The first time I used OpenVPN (version one-point-something) I set it up through the proxy at my workplace. It RAWKED for about three years. Then one day the network folks did an “upgrade” to the network and it all went to Hell.
Before the upgrade I was getting a 35-45ms ping through the OpenVPN tunnel. After the upgrade it went to 150ms, which is about the speed of dialup. At that time I switched over to running OpenVPN over UDP, which is actually a better way to go from a performance standpoint, but it’s extremely hard to get the proper UDP ports open without explicitly asking for them (at which point it’s no longer a covert tunnel – that takes all the fun out of it!).
And now, we have an ISA 2004 server (originally I used – or rather was forced to work with -MS Proxy 2.0 and ISA 2000). The ISA firewall client (FWC) is handy since we can’t use “SecureNAT”, but it doesn’t work on Linux (which was why I used the proxy in the first place).
I solved that by hijacking an Open Source UDP proxy (originally written as an Unreal Tournament utility) and porting it over to Windows as a service. That way, I could bounce the OpenVPN UDP packets from the Linux box through my XP workstation and on to the ISA firewall service, using my logged in account for authentication. The ping over the tunnel dropped down to 25ms, faster than it ever was over the ISA proxy (which is a completely different thing from the ISA firewall service, a fact I can’t seem to get through my fellow security coworkers’ thick skulls).
That worked well, and there were already some streaming media UDP ports open, but I never hacked any failover into the the UDP proxy service. The OpenVPN connection would simply die every now and then and the service would have to be restarted.
One thing led to another and I started using ssh tunnels for the sole purpose of connecting back to my workstation just to restart the UDP proxy and OpenVPN. And I was running all the ssh tunnels through the ISA proxy, so I was basically back to where I started from.
Eventually, I installed redundant backup ssh tunnels and installed logic to switch proxies in case of an outage and started using the OpenVPN tunnel less and less.
And besides, the performance of the ssh tunnels was as fast as the OpenVPN connection over UDP anyway!

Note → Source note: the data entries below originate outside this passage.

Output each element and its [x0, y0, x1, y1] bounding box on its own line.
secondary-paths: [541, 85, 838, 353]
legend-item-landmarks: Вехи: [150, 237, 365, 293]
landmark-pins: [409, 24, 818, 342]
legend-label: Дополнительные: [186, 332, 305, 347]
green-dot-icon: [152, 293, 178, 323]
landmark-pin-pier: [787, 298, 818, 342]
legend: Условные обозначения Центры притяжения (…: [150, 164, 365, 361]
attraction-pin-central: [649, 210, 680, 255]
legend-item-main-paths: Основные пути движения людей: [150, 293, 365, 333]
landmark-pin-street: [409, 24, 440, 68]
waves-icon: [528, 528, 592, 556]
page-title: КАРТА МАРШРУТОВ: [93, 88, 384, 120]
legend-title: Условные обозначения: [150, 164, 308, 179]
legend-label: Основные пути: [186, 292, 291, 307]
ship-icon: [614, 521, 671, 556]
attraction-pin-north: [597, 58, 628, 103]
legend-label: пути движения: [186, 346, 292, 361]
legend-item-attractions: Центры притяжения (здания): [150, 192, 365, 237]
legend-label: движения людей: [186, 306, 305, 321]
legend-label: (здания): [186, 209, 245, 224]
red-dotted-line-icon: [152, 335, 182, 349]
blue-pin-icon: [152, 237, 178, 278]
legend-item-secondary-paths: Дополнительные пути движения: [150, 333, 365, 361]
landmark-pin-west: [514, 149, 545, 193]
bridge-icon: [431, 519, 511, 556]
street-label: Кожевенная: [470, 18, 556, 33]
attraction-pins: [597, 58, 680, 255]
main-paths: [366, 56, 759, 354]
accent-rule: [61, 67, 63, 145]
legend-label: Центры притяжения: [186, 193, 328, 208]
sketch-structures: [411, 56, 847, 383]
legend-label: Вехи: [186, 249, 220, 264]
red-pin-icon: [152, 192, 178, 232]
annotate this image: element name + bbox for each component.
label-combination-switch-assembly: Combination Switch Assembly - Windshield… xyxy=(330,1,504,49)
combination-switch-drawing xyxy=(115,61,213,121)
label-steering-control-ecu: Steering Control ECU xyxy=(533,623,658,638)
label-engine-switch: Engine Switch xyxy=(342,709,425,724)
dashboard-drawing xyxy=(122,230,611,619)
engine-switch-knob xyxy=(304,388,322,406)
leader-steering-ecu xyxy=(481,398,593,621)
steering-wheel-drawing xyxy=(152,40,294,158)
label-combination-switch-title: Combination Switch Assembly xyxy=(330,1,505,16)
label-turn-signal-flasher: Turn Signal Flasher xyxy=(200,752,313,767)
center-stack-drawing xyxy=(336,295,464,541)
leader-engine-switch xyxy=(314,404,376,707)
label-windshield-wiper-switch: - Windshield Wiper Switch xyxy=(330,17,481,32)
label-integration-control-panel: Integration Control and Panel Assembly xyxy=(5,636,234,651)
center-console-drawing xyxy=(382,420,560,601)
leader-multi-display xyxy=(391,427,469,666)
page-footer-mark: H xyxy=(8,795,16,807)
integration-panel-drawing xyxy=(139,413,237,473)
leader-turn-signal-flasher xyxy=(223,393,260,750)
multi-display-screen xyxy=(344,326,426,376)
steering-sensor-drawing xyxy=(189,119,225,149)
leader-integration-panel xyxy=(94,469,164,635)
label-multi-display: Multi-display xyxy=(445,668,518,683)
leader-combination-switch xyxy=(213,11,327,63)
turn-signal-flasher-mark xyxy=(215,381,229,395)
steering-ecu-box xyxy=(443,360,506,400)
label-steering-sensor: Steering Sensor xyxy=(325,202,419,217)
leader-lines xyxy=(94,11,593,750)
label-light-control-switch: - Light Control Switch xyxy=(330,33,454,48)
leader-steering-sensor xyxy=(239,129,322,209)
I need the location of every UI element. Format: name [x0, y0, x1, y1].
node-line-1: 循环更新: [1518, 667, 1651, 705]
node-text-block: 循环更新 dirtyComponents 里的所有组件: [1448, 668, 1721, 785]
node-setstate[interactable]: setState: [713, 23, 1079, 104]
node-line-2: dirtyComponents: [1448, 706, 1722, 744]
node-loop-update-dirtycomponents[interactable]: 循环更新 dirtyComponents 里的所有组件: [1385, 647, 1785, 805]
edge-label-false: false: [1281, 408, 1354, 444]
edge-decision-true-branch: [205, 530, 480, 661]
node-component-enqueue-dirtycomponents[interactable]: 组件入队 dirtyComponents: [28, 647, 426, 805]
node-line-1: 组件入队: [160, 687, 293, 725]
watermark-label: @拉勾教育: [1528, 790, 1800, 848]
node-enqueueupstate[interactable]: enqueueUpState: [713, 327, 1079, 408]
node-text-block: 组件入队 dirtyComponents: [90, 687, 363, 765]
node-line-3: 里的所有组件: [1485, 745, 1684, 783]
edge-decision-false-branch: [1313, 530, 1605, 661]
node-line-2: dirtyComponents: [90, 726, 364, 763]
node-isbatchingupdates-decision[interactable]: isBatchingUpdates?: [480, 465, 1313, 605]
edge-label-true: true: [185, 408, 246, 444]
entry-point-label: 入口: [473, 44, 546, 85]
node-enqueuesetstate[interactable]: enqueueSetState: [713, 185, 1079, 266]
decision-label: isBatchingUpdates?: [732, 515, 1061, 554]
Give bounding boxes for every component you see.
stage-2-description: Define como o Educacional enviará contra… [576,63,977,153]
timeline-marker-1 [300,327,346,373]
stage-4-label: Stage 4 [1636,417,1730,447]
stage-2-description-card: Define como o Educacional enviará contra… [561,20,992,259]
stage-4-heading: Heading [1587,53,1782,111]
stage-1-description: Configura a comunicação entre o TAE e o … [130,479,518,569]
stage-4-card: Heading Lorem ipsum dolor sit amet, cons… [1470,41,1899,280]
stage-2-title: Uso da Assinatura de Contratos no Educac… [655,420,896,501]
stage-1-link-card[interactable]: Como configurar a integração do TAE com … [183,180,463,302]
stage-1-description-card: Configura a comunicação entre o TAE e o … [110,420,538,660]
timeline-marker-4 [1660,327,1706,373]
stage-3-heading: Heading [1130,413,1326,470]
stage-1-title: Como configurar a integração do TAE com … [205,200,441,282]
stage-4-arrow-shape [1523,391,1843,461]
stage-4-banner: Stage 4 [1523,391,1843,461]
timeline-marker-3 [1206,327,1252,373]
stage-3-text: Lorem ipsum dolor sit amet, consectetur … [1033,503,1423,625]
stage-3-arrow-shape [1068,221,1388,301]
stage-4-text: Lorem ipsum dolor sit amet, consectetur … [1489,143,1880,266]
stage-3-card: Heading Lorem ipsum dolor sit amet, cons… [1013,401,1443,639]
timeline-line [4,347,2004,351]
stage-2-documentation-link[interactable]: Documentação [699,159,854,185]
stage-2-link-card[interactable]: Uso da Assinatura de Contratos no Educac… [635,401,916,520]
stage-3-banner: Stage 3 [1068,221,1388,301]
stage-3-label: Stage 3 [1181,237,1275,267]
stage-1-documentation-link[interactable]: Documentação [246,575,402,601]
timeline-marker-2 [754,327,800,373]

The only issue was the forwarding of ungodly numbers of ports.
Another initial problem was the “robustitude” of the ssh connections, as PuTTy users may already know (PuTTy’s stability is non-existent through a proxy). An idle proxy connection is kicked after two minutes on ISA server. You have to use the connect-proxy utility (source code here) to keep the tunnel up and running. Note to Cygwin hacks: connect-proxy compiles nicely on Cygwin.
Why compile it? Why not use the package? I have a little “Secret Sauce” – three or four lines of C code – I add that helps me fly under the radar, so my version is “special”. wink wink
Anyway, sometime last year OpenVPN went commercial, but they still offer the “community version” so I decided to give it a shot.
I decided to run it over the ISA proxy, primarily because of the Secret Sauce I have developed. I hacked the sauce into the OpenVPN code, compiled, and installed. The results were similar to what I got eight years ago, but this time 25-45ms pings!
This has gone so well I’m considering trashing the UDP OpenVPN connection permanently.
Or at least leaving it dormant as a potential emergency backup.
After all, I’m all about proxies! That’s how I roll!